Pair Corralation between Parametric International and Morgan Stanley
Assuming the 90 days horizon Parametric International is expected to generate 1.27 times less return on investment than Morgan Stanley. But when comparing it to its historical volatility, Parametric International Equity is 1.37 times less risky than Morgan Stanley. It trades about 0.05 of its potential returns per unit of risk. Morgan Stanley Global is currently generating about 0.05 of returns per unit of risk over similar time horizon. If you would invest 1,111 in Morgan Stanley Global on August 27, 2024 and sell it today you would earn a total of 257.00 from holding Morgan Stanley Global or generate 23.13% return on investment over 90 days.

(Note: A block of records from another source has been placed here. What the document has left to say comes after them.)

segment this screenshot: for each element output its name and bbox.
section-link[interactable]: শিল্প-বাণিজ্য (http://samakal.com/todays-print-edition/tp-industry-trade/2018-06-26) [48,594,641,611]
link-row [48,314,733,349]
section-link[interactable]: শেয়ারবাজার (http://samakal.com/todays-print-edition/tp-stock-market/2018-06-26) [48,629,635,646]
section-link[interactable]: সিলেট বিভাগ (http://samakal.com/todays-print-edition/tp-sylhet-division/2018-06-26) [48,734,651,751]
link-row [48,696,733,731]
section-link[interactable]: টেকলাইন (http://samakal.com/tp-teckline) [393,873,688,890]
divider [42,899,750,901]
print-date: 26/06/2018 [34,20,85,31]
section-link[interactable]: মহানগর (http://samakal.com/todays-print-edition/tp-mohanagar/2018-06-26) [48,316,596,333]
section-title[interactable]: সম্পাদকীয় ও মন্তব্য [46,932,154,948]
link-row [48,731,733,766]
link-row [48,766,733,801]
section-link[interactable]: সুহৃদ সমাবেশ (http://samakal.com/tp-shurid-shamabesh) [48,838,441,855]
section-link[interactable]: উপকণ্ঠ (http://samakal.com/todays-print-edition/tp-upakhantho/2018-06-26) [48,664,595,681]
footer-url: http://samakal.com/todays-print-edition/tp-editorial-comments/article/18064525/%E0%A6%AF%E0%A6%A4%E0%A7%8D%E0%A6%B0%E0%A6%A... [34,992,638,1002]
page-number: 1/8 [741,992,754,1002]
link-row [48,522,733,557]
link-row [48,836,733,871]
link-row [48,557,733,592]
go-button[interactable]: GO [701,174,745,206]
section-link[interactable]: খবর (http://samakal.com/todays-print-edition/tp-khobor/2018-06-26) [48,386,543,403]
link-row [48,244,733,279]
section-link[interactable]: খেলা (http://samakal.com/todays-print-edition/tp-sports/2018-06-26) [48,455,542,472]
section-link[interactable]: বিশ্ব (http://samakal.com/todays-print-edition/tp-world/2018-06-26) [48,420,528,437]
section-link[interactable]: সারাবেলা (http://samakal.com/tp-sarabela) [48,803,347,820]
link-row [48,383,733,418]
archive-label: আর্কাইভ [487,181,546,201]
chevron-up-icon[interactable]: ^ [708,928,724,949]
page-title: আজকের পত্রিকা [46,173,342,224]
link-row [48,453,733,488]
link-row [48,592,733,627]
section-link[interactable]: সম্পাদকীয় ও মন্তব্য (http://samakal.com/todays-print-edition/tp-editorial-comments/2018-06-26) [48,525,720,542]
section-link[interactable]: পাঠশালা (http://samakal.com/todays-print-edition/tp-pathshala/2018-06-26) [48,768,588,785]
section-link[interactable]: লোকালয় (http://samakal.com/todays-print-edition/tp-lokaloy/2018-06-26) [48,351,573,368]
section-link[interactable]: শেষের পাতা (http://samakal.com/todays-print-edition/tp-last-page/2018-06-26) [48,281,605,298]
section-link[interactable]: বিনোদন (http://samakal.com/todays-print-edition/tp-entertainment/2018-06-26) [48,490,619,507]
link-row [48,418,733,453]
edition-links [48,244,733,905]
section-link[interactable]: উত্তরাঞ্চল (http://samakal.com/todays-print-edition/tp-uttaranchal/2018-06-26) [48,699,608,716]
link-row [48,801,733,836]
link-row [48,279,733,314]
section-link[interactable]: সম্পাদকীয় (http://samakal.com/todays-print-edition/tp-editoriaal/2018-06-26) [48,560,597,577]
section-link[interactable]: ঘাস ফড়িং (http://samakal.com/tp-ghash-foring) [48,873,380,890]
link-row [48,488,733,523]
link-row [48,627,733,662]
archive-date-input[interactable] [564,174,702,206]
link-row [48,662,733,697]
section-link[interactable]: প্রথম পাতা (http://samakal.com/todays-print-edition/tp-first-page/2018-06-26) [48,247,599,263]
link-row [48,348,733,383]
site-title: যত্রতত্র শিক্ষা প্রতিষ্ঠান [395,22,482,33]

Time Period | 3 Months [change] |
Direction | Moves Against |
Strength | Insignificant |
Accuracy | 100.0% |
Values | Daily Returns |
Parametric International Equit vs. Morgan Stanley Global
Performance |
Timeline |
Parametric International |
Morgan Stanley Global |
Parametric International and Morgan Stanley Volatility Contrast
Predicted Return Density |
Returns |
Pair Trading with Parametric International and Morgan Stanley
The main advantage of trading using opposite Parametric International and Morgan Stanley positions is that it hedges away some unsystematic risk. Because of two separate transactions, even if Parametric International position performs unexpectedly, Morgan Stanley can make up some of the losses. Pair trading also minimizes risk from directional movements in the market. For example, if an entire industry or sector drops because of unexpected headlines, the short position in Morgan Stanley will offset losses from the drop in Morgan Stanley's long position.The idea behind Parametric International Equity and Morgan Stanley Global pairs trading is to make the combined position market-neutral, meaning the overall market's direction will not affect its win or loss (or potential downside or upside). This can be achieved by designing a pairs trade with two highly correlated stocks or equities that operate in a similar space or sector, making it possible to obtain profits through simple and relatively low-risk investment.
Morgan Stanley vs. Emerging Markets Equity | Morgan Stanley vs. Global Fixed Income | Morgan Stanley vs. Global Fixed Income | Morgan Stanley vs. Global E Portfolio |
Check out your portfolio center.Note that this page's information should be used as a complementary analysis to find the right mix of equity instruments to add to your existing portfolios or create a brand new portfolio. You can also try the Portfolio File Import module to quickly import all of your third-party portfolios from your local drive in csv format.